Another strategy for young people, she said, was to ‘buddy up’ with friends and family, and collectively increase buying power.
But a more effective strategy that Ms Christofi said she had increasingly been recommending to young people looking to buy their first home was ‘rentvesting’.
“Rentvesting is about buying where you can afford and renting where you choose to live,” she said.
“Life is short so, by ‘rentvesting’, you can still live the lifestyle you want while making contributions to your savings through an investment purchase elsewhere.”
Ms Christofi said there were several factors that made rentvesting an appealing strategy, not the least of which was the ability to pay down a mortgage faster than one would if they bought a home and lived in it.
“When you buy your own home, your repayments are going towards paying down your debt and you’re not getting any assistance in the form of tax benefits, depreciation, or rental income that helps pay down that mortgage quicker,”’ she said.
“When you’ve got an investment property, yes you have got to rent somewhere else, but you can generally pick something that’s a bit more affordable because you’re not buying something from an emotional perspective.”
With interest rates at record lows, Ms Christofi said there was great potential for investors to acquire cash-flow positive properties - even for first time buyers.
“The key thing is finding areas that will grow,” Ms Christofi said.
“When you’re picking somewhere to live, you are picking a certain suburb that’s close to your work or your friends, but that might not be the area that’s going to see the most growth.
“Right now, Melbourne’s CBD is going backwards, and that’s because vacancy rates are increasing and the market’s slowed down. It’s not a good place to invest, but it might still be where you want to live.
“Whereas, if you look in regional Victoria, in areas such as Geelong, prices have increased, so that’s a fantastic place to look at investing.”
Ms Christofi said the ideal property type for a rentvesting strategy would be a detached house, located in an area where land values are likely to appreciate.

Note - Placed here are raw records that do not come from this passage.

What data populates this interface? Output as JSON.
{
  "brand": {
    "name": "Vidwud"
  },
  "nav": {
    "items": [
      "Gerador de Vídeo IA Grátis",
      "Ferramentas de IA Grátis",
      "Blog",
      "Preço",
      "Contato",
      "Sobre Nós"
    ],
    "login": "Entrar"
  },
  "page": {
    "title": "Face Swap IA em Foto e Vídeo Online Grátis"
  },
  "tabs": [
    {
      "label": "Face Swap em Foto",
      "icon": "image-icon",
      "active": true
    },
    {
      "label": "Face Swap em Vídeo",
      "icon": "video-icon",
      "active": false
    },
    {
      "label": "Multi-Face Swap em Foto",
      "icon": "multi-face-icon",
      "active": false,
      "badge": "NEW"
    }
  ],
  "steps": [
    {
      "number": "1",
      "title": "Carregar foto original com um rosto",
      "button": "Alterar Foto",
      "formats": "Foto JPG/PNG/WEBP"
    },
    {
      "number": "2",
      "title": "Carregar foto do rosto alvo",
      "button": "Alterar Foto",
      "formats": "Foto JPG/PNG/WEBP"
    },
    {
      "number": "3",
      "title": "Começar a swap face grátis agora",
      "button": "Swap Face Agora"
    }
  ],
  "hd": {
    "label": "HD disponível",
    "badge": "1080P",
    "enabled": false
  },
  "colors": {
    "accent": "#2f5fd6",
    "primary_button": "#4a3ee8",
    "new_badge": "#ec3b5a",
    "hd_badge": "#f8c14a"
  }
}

“You look at employment rates, you look at where the government is putting in infrastructure, you look at schools, transport, all of these things make it a great opportunity for an investor and are appealing to the rental market,” she said.
“I would recommend looking at regional house and land, around the $450,000 to $550,000 purchase price.
“That’s going to give you the best rental yield and you’re going to be able to pay down your mortgage.
“You don’t want to go too high, if you’re looking at something any more expensive, it’s going to affect your cash flow.”